In April Princeton University Press published In Praise of Good Bookstores by Seminary Co-op Bookstores director Jeff Deutsch. Part manifesto, part love letter to his profession, the book is a natural successor to the store’s transition to a not-for-profit corporation in 2019. That decision, spearheaded by Deutsch, was made to ensure the store’s survival, but it also served to redefine what the best bookstores are: a precious cultural institution whose chief “product” is the book-browsing experience.

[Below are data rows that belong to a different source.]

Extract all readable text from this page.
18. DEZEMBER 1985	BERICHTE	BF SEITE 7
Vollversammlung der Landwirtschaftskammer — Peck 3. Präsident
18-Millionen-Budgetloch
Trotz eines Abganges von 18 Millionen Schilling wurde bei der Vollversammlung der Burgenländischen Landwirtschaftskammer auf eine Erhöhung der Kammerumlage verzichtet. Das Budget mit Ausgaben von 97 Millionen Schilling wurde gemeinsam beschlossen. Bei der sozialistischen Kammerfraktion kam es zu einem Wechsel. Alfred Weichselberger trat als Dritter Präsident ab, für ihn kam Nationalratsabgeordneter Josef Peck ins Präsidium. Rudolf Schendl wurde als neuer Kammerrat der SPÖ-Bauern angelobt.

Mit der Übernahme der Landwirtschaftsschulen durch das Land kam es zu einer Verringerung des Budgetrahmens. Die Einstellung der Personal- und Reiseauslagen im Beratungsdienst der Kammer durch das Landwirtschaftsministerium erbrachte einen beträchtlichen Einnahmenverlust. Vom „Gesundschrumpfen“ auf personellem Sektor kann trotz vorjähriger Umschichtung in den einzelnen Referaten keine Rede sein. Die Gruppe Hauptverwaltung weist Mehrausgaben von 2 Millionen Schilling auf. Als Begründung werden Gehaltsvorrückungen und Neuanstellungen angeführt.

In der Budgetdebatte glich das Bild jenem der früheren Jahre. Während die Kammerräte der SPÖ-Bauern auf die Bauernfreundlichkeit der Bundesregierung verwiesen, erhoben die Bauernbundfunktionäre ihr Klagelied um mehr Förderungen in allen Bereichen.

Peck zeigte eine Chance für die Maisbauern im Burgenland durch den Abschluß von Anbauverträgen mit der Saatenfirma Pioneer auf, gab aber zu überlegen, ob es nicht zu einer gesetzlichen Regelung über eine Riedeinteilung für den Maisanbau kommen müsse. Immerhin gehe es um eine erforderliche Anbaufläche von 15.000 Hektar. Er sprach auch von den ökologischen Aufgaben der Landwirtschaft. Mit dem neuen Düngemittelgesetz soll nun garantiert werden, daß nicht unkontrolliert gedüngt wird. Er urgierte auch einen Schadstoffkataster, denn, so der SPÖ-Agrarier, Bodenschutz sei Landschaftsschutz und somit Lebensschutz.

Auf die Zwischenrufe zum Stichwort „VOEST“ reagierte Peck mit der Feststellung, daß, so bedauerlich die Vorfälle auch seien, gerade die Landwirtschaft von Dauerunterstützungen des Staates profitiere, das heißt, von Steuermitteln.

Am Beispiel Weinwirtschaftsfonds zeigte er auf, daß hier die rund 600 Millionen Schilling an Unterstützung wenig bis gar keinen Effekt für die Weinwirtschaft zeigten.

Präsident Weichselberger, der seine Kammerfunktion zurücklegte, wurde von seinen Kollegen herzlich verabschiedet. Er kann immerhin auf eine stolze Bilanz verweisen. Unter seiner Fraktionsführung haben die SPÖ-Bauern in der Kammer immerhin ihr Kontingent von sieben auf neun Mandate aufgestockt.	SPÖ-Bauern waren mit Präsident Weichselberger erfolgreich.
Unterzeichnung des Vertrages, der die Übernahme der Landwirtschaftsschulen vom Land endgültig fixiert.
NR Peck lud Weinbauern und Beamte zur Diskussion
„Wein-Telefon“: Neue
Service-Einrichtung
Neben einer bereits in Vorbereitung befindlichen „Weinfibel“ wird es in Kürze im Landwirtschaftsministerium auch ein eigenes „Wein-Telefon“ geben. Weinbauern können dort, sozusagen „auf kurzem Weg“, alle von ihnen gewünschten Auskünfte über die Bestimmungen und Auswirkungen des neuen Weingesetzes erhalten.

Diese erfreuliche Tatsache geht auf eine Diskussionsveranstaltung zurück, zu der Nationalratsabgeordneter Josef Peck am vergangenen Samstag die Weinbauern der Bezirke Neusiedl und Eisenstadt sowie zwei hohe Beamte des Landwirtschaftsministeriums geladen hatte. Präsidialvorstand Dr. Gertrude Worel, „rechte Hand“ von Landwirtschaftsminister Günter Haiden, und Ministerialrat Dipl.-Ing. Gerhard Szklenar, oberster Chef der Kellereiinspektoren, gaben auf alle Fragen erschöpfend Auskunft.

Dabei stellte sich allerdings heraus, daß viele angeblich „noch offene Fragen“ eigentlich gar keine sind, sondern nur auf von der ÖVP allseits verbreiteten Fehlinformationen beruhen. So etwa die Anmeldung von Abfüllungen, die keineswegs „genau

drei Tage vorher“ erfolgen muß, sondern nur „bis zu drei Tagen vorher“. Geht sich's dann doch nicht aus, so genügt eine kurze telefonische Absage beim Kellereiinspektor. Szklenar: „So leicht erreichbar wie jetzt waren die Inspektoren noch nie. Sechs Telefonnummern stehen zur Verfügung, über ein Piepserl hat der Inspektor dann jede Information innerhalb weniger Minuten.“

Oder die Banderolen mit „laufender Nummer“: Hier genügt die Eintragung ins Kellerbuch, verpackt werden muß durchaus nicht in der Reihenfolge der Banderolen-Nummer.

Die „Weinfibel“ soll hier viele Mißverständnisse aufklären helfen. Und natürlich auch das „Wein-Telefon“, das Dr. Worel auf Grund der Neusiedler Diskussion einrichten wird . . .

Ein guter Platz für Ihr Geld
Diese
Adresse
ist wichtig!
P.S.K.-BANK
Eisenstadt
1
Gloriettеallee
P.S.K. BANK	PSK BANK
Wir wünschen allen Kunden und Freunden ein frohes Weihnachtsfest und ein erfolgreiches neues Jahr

To read Deutsch’s book is, aptly, to cross the paths of dozens of writers and booksellers who had something to say about, in Deutsch’s coinage, “the bookish landscape.” A few of their—and his—bibliophilic observations are offered here for your browsing pleasure.—Laura Demanski, AM’94
From Chapter One: Space
In his history of reading, Alberto Manguel, an exemplary reader and supremely bookish writer, tells of Abdul Kassem Ismael, the tenth-century grand vizier of Persia, and his 400 camels that carried his collection of 117,000 books when he traveled. Through a dexterous feat of herd indexing, he trained the camels to walk in alphabetical order, lest his collection succumb to the tyrant of chance.

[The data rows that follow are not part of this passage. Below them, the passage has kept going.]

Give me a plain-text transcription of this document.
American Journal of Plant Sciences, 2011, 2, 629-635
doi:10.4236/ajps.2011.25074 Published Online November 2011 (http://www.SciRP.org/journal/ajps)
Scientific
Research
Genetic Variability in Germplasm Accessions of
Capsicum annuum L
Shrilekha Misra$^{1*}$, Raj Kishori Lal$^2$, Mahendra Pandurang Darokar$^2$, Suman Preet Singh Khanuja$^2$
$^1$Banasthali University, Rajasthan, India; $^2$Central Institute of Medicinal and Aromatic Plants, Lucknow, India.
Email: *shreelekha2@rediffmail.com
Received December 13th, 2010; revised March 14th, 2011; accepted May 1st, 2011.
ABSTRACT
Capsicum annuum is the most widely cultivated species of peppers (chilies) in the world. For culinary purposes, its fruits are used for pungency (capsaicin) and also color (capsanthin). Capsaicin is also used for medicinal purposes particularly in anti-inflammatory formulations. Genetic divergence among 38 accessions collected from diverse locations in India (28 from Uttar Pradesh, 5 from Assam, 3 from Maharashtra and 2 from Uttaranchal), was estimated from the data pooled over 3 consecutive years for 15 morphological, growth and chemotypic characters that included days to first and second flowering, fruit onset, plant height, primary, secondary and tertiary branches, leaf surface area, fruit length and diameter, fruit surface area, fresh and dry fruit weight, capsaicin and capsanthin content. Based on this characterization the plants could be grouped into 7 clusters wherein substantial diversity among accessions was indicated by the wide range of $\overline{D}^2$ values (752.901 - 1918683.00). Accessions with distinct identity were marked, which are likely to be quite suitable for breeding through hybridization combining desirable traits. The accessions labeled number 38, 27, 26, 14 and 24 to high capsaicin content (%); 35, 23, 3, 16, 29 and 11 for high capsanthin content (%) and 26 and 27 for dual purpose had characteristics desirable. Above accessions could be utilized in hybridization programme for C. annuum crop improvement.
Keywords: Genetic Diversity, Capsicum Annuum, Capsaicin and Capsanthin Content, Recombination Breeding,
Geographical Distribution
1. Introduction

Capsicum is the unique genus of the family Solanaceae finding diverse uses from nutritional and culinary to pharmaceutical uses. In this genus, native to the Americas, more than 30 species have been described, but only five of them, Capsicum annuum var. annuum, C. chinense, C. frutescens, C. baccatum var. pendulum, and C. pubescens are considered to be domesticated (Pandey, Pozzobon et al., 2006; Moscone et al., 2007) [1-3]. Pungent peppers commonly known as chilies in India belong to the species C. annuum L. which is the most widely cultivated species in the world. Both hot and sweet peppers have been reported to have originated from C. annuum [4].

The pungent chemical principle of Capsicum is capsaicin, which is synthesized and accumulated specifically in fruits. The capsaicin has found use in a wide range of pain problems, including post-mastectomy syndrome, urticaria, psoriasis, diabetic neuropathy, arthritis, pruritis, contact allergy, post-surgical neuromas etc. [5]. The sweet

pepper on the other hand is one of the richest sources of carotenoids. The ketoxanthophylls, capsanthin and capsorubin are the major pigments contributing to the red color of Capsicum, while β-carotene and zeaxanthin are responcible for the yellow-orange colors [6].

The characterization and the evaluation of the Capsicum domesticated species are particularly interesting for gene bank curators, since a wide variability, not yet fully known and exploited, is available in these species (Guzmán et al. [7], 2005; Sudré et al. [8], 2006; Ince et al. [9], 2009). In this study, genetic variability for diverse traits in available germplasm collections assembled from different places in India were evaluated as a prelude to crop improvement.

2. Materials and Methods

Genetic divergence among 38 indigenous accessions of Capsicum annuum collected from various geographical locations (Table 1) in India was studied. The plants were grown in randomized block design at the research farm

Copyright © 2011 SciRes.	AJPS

From Chapter Two: Abundance
“It happens to us once or twice in a lifetime to be drunk with some book which probably has some extraordinary relative power to intoxicate us and none other; and having exhausted that cup of enchantment we go groping in libraries all our years afterwards in the hope of being in paradise again.”—Ralph Waldo Emerson
Of the 28,000 titles the Seminary Co-op sold in 2019, nearly 17,000 were single copies. ... Simply put, book discovery can’t be mass-produced; it is a highly individualized endeavor.
From Chapter Three: Value
The business model has failed us, not we it. We need to build a model that supports a vast, slow-selling inventory of books—just books—deliberately assembled to provide even the most world-weary reader with a browse that surprises and delights.
From Chapter Four: Community
We are aware that some of our customers might want help or a kindly greeting from a bookseller, but just as many will insist on a certain decorum whereby we disturb the bookstore code of silence only after an invite from the patron. While those who need help deserve the same swift, knowing, and affable engagement they might expect to receive across any other service counter … the bookseller must recognize that it is the company of books, more than the company of booksellers, that brings readers into the shop, at least at first.
From Chapter Five: Time
The sort of focus required of the browser also facilitates a quieting of obstreperous emotions and thoughts; anxiety, self-satisfaction, regret, and insecurity, for instance, are exposed as ephemeral and overwhelmingly illusory.
The aspiration of the bookseller is to provide the conditions, by the power of the good bookstore, to slow the reader down that they might behold a more capacious vision of the possible.